Attack on Foley's knees to bring it back to Angle, the
combo ending in an Angle lock, only for Foley to power
out. Foley dodges a moonsault. Double Arm DDT, gets a
two. Foley also kicks an Angle Slam. Angle downs the
ref, and fetches a chair. Foley cuts it off with a
mandible, Angle falls outside, and takes an elbow drop.

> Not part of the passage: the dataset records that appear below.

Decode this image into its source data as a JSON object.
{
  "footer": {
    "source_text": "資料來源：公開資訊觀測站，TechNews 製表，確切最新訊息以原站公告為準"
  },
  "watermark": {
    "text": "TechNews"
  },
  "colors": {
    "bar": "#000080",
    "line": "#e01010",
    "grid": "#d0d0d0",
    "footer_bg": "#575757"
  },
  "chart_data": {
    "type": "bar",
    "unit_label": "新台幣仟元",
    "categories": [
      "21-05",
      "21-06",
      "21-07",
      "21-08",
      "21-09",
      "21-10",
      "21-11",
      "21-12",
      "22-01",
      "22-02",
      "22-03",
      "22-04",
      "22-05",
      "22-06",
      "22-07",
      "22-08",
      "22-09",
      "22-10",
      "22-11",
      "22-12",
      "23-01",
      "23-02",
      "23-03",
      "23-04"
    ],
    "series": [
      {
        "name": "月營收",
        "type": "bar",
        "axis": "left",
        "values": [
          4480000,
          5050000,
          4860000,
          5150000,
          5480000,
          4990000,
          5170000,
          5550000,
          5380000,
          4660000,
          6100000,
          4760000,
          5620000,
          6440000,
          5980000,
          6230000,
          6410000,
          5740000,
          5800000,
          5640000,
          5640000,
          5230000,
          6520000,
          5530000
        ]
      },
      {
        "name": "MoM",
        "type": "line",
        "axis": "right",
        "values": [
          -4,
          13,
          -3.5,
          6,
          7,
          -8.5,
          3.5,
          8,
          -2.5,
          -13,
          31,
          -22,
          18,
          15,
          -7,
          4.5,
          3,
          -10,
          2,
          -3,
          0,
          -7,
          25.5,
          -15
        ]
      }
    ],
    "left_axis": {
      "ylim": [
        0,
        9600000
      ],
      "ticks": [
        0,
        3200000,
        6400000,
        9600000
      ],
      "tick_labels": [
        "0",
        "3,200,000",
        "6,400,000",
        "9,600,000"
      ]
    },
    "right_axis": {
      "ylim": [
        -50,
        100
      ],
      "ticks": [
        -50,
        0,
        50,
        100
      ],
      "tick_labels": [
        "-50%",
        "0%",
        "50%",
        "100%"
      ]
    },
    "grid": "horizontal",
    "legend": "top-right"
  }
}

Angle kicks back in the ring. Coquina Clutch/Manidble
Claw cross over move. Looked niiice. Kurt
rolls into a half mount and punches FOley repeatedly,
before slapping an Anglelock on. Foley struggles, and
struggles, and makes it eventually to the ropes. Angle
releases, and attacks Foley before dragging him to the
centre of the ring, before putting it back on,
grapevining the leg to secure the win.
The MEM then
basically have a big ass party in the ring, celebrating
how they're burying the company. Yay for no credible
opponents!
All in all, the
actual content in the ring was fun, but the outcomes
consisted entirely of burials.
Elsewhere on the site:
My namesake fights EXTREME apathy on the SyFy
Channel, WWE gets Closed Captioned, the veteran Cameron
Burge delivers the best raw rant. Period. TMI for me,
but oh well, and Andy Halo deals with iMPACT, and does
as good a job with something that dire as anyone could
ask for.
As for me, Hard
Justice is going to have to be my final Totally
Nonsensical Action, as I'll be moving to Uni, away
from the glories of 3 day late free replays on Bravo 2.
Watching it in squint-o-vision on my laptop appeals
almost as much as actually buying the show.